In his first report, in December 2023, he said the building was 54% leased. That figure fell to 36% as of this past July.
The building has five elevators. Three are out of service, according to Rothschild, but modernization efforts have been on hold because of a “lack of funding.”
Rothschild has found the funds for some repairs, including the replacement of an underground storage tank this year. But he wrote this month that “other unresolved maintenance issues include ongoing HVAC issues, utility outage issues, garage ventilation fan replacement, building access (key fob) issues, fire dry system repairs, and other general Property maintenance issues.”

The entrance to Columbine Place on Oct. 20, 2025. (Thomas Gounley/BusinessDen)
Landowner could take tower
But Rothschild is wrapping up his involvement with Columbine Place.
That’s because, earlier this month, the building’s owner and lender reached a settlement. In it, the lender effectively agreed to walk away from the situation, writing off the loan despite having not been repaid and opting not to take steps to seize the building despite having the right to do so.
Avery Palevsky, an executive with Toulon Development Co. who signed the settlement agreement, did not respond to a request for comment.
Rialto Capital also didn’t respond to a request for comment on Monday. But Rothschild wrote that he was told in late May that the firm had determined a sale of Columbine Place “would not yield any net funds” — meaning Columbine Place was effectively worthless.
That doesn’t just reflect the condition of the building.

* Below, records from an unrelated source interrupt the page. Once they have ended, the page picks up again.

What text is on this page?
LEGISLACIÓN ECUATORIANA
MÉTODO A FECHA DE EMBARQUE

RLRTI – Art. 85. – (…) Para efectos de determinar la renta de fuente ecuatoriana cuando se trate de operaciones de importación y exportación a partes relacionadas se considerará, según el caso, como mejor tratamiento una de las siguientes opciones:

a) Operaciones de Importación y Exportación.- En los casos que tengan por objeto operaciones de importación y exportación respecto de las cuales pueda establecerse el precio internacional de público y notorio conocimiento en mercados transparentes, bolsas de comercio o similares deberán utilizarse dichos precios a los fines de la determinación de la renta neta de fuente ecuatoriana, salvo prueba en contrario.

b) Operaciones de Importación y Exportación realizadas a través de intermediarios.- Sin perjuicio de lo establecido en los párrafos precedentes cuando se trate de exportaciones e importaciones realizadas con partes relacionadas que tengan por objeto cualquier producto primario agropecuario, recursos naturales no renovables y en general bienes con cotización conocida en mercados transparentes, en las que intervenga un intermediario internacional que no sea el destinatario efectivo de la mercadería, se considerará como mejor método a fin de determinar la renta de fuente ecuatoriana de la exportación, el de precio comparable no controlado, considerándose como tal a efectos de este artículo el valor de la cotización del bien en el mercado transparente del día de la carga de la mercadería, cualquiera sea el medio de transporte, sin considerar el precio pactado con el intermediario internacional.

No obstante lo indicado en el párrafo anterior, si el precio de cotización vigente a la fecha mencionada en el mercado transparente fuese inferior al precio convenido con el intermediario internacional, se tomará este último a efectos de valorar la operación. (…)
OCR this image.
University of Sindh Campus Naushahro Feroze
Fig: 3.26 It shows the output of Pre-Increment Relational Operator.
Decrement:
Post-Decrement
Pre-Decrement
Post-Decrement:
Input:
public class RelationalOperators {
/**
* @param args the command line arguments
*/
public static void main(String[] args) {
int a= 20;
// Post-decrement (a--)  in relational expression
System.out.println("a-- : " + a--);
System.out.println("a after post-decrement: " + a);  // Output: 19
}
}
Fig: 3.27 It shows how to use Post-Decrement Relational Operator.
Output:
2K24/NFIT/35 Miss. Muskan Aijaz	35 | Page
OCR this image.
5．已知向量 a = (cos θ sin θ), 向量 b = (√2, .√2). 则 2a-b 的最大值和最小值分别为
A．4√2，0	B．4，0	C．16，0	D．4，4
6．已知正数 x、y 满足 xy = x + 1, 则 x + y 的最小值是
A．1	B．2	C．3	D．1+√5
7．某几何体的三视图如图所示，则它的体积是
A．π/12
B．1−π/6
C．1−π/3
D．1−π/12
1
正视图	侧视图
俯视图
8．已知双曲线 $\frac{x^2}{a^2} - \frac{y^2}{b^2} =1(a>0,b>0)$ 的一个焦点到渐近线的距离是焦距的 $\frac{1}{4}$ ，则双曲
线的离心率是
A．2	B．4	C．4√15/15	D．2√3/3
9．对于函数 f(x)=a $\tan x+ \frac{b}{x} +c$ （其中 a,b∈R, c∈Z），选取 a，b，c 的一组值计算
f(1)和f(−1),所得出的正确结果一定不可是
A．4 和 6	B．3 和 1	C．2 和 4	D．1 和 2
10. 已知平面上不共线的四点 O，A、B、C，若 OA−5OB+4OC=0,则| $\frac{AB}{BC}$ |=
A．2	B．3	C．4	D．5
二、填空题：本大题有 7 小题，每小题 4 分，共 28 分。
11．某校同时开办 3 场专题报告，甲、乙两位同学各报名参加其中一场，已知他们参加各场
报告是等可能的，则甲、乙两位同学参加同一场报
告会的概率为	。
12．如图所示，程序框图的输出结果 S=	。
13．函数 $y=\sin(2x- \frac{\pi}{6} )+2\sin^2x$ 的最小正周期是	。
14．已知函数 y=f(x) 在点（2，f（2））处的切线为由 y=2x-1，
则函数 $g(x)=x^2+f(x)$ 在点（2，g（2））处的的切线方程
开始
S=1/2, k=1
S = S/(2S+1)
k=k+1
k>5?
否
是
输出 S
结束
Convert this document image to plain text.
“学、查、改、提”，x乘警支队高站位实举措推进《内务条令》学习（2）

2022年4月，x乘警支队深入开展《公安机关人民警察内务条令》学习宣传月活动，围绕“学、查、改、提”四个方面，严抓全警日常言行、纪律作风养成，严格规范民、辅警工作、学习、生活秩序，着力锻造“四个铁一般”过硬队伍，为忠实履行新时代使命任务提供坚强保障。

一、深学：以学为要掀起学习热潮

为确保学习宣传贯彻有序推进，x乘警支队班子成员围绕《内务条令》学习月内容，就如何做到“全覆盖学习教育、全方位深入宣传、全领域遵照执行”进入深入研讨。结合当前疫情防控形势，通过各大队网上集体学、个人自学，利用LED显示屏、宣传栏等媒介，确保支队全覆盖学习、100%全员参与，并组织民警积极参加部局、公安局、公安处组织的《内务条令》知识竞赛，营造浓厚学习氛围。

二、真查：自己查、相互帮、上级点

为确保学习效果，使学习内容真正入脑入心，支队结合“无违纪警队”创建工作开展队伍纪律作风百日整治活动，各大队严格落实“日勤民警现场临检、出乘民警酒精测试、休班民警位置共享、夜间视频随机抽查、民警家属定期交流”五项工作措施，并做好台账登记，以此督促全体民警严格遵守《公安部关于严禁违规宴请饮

It’s also due in large part to the fact that the owner of Columbine Place doesn’t own the land beneath it.
Instead, the owner has a ground lease. It was struck before the building went up and runs for 99 years, ending in 2079, according to court documents.
None of the downtown properties that lenders have gained control of in recent years has been on a ground lease.
Rothschild wrote in August that he lacked funds to pay the landowner, meaning it could take steps to terminate the ground lease. If that were to occur, the landowner would then own Columbine Place.
“The Receiver believes the Ground Lessor will ultimately become the owner of the Trust Property,” Rothschild wrote in August.
The land is owned by Terra Funding – Denver LLC, which in turn is owned by the University of Hawaii Foundation, a nonprofit that listed $710 million in net assets in its 2023 tax filing.
Margot Schrire, a spokeswoman for the foundation, declined to comment on the foundation’s plan for Columbine Place.